I thought about using induction on $c$. The base case is easy: for $c=1$, $G = G^{\operatorname{ab}}$, so the statement follows. I have no idea how to do the induction step though.
Consider the lower central series of $G$, $G_1=G$, $G_2=[G,G]$, $G_{n+1} = [G_n,G]$. Since $G$ is of class $c$, $G_{c+1}=\{e\}$. Let $N=\mathrm{exp}(G^{\rm ab})$.
We have that $G/G_2\cong G^{\rm ab}$ has exponent $N$. Thus, for every $x\in G$, $x^N\in G_2$.

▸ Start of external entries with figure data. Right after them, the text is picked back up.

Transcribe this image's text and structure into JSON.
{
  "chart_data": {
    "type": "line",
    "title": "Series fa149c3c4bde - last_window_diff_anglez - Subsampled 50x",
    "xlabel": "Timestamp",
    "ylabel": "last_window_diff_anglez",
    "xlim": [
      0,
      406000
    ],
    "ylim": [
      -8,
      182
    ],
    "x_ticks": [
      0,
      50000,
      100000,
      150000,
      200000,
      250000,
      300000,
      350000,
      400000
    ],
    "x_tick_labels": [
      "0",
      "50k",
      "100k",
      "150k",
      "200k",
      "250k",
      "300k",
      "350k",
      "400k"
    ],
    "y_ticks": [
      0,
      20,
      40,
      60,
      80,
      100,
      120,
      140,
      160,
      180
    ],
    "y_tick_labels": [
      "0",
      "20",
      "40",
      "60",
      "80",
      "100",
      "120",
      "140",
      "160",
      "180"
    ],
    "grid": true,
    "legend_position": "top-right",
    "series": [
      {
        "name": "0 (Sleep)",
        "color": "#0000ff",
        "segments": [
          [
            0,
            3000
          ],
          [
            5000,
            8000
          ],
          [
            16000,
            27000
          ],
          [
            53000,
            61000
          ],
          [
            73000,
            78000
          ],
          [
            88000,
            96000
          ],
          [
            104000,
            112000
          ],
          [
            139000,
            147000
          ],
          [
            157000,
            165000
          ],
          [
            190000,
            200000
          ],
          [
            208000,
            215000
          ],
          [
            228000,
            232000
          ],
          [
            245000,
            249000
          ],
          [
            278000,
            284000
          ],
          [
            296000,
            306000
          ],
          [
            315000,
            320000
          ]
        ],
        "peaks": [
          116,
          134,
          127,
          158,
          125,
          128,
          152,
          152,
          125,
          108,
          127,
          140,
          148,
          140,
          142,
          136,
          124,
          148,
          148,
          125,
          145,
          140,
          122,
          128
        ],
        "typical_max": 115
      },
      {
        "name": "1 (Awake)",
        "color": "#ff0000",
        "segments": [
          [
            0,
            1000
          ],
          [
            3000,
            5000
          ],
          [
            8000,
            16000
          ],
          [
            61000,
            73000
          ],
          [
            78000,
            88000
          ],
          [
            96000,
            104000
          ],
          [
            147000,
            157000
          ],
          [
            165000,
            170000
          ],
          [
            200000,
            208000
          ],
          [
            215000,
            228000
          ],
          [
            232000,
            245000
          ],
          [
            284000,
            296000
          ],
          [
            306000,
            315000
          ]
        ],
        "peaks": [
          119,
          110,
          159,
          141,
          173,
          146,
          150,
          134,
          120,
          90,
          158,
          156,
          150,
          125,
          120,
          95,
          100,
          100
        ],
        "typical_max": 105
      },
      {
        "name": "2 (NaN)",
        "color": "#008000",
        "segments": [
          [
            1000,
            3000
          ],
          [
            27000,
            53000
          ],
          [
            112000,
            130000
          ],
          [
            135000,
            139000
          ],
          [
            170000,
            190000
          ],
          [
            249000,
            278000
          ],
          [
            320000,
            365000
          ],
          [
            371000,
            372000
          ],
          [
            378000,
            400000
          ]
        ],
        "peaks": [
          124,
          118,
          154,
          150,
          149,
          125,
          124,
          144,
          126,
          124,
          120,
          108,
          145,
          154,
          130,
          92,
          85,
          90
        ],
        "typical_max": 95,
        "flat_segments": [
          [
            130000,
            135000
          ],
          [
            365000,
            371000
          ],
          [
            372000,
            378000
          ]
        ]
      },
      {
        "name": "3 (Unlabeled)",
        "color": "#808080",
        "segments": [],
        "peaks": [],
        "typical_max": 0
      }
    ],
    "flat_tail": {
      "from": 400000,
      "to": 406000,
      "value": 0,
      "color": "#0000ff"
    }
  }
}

Let us look next at $G/G_3$. If $x\in G$, then $x^N\in G_2$. Now, $G_2$ is generated by elements of the form $[r,s]$ with $r\in G_1$, $s\in G$; and in $G_2/G_3$ we have $$[r,s]^N \equiv [r^N,s]\pmod{G_3}$$ and $[r^N,s]\in [G_2,G]=G_3$ so $[r,s]^N\in G_3$. And since $G_2/G_3$ is abelian, generated by elements of exponent $N$, it is itself of exponent $N$.
Thus, if $x\in G$, then $x^N\in G_2$, and $x^{N^2}=(x^N)^N\in G_3$.

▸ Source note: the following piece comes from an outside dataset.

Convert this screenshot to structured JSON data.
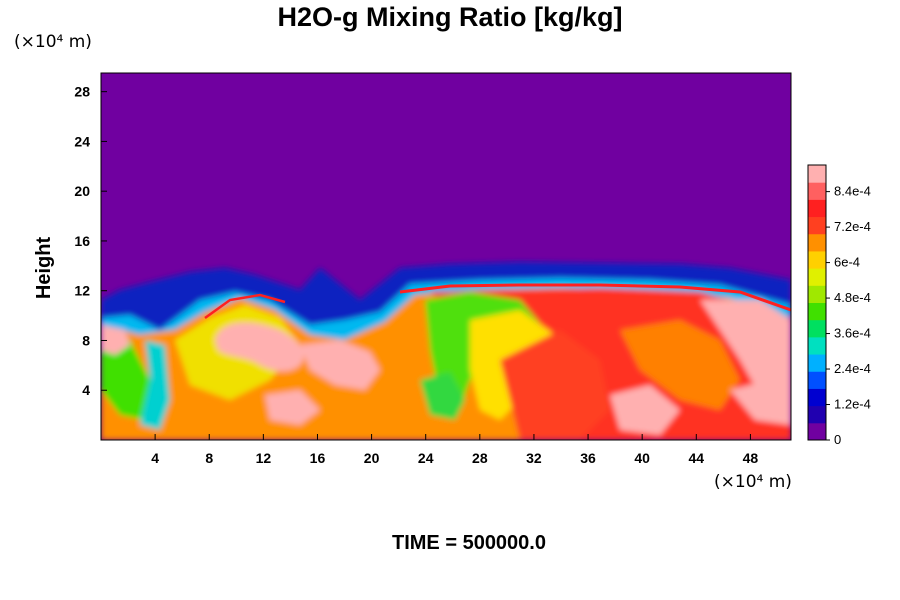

Now look at $G_3/G_4$. This is an abelian group; since $G_3$ is generated by elements of the form $[g,s]$ with $g\in G_2$, then $G_3/G_4$ is generated by their images modulo $G_4$. But we have that $$[g,s]^N \equiv [g^N,s]\pmod{G_4}$$ and $g^N\in G_3$, since $g\in G_2$. Therefore $[g,s]^N\in [G_3,G]=G_4$. Thus, for every $x\in G$, $x^{N^3}\in G_4$.
Continuing this way, we obtain that for every $x\in G$, $x^{N^c}\in G_{c+1}=\{e\}$, as desired.
You can probably frame this as a “descending induction”, by starting with elements in $G_c$ and proving they are of exponent $N$; then showing that if the elements of $G_{c-k}$ are of exponent $N^{k+1}$, with $k\lt c-1$, then the elements of $G_{c-(k+1)}$ are of exponent $N^{k+2}$; and thus concluding that the elements of $G= G_1 = G_{c-(c-1)}$ is of exponent $N^{(c-1)+1}$.